When the electric burglar alarm was invented in 1853, it failed to gain popularity. People were skeptical of electrifying their doorframes and window panes, and the infrastructure for centralized monitoring didn’t exist. However, the dawn of telephony 20 years later and its consequent expanded webs of wires weaving their way across New England made monitoring more feasible: because phone lines were primarily used during the day, they could be used at night to monitor the alarm systems. Sound (and the voice in particular) and the vibrations that carried it became inextricably linked to electronic surveillance.
The vibe took on a new significance during the COVID‑19 pandemic. We increasingly relied on digital platforms for connection, while exhaustion, overwhelm and grief often left us with few words. We were keenly aware that “the vibes were off,” while “no thoughts just vibes” became an aspirational state of carefree escape. The “vibe check” stood as an informal, affective judgment: Do you belong here? Are you safe? Are you suspicious? However, beneath the surface, the vibe and the multimodal data associated with it (text, images, audio, video) gained popularity as a way of rendering rich complexity legible to the algorithms that prioritize and reward concise textual descriptors, ushering in a new paradigm of surveillance capitalism.

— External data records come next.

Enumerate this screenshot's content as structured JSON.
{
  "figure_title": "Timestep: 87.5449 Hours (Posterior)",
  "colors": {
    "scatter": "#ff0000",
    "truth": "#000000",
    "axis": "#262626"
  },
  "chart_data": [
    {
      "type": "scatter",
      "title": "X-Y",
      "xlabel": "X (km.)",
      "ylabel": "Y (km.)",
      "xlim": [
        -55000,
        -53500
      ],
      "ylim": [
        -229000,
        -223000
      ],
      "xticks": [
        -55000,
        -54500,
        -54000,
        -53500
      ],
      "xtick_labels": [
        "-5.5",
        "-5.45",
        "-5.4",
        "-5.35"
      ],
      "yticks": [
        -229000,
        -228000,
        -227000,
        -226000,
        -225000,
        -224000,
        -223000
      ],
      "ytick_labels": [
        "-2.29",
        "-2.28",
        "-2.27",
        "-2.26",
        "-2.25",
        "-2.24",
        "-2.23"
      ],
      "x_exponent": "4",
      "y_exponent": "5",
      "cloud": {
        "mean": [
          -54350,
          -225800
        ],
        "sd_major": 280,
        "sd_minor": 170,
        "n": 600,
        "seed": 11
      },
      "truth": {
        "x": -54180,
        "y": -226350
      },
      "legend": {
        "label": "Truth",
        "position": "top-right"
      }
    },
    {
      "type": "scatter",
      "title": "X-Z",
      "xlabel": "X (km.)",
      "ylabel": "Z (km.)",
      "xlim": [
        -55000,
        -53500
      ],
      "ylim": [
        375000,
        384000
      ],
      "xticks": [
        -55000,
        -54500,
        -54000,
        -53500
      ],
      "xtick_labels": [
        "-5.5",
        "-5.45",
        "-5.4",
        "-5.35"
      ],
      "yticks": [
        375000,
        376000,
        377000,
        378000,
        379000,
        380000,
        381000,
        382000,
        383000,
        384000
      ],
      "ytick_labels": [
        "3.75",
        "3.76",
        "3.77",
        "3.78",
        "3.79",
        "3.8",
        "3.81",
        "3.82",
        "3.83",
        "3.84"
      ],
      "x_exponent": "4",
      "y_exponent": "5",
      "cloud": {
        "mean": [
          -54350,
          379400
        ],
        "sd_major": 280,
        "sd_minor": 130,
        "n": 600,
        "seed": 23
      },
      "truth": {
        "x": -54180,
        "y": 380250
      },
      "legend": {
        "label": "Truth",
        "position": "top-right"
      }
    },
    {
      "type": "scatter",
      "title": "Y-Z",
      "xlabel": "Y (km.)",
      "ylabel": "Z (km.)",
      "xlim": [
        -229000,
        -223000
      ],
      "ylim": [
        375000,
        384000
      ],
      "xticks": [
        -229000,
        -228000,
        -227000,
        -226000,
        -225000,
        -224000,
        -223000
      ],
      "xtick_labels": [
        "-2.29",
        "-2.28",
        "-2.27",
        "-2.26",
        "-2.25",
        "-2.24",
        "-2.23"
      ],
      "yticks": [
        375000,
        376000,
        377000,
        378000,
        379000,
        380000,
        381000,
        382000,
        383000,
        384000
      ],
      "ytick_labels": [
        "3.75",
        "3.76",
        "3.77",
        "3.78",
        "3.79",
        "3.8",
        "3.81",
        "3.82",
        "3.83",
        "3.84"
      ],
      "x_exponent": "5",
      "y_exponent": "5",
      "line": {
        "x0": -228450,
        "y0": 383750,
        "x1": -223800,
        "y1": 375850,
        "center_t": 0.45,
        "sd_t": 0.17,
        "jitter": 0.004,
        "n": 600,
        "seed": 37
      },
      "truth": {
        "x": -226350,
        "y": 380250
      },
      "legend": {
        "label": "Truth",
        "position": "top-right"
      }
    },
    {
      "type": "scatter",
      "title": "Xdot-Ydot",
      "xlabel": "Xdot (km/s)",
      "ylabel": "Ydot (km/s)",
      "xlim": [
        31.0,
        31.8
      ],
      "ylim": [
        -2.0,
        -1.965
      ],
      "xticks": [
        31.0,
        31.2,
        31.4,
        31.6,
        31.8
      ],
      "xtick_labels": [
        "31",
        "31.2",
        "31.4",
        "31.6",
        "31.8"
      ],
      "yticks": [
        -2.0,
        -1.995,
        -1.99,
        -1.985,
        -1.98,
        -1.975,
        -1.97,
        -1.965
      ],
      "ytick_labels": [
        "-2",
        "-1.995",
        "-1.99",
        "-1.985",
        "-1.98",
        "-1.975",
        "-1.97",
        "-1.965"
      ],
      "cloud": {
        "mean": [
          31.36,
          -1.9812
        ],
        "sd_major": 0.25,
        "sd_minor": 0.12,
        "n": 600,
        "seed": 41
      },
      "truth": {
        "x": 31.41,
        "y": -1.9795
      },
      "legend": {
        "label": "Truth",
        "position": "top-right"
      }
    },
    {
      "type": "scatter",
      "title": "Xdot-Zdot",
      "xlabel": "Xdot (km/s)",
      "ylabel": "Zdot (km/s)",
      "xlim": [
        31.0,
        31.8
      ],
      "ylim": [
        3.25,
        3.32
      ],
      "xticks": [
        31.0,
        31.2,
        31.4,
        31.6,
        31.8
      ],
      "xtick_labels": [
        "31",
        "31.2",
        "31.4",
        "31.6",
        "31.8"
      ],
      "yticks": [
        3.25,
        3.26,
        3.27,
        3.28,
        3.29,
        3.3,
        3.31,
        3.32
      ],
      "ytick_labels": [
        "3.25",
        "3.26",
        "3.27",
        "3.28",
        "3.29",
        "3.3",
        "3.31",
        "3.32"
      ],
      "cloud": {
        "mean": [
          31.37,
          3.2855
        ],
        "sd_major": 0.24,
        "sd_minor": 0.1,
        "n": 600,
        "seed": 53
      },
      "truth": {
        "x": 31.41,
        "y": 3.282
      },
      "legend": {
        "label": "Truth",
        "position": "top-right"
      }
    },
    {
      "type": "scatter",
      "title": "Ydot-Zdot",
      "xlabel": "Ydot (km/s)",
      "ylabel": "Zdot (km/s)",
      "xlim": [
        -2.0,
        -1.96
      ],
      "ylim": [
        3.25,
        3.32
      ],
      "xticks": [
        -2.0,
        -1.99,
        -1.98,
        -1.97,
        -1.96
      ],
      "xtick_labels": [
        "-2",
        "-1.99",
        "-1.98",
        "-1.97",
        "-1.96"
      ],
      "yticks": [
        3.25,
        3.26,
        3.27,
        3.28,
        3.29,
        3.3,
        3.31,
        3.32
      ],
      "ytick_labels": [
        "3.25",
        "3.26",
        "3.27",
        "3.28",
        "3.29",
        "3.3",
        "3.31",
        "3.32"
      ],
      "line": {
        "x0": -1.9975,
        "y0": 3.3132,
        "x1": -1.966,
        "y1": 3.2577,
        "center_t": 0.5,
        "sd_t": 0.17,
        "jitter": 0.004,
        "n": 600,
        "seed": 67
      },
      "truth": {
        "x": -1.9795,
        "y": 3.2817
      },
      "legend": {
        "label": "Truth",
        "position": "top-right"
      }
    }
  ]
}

For musicians, the paradox between the vibe’s origins as an immersive, ineffable physical phenomenon (i.e. a literal vibration) and its modern utility as a textual stand‑in for complexity may seem particularly uncanny. However, this disconnect is consistent with post‑war AI research trajectories which largely privilege linguistic and symbolic models of cognition over embodied ones. As a result, today’s dominant AI systems encode a worldview in which culture becomes tractable as text, and the vibe becomes a lossy proxy for the specificity and materiality of creative practice. The vibe check has been operationalized by entities ranging from tech companies to governments, and the words we use to describe cultural production are increasingly treated as data from which intentions, emotions, risk, and deviance can be inferred.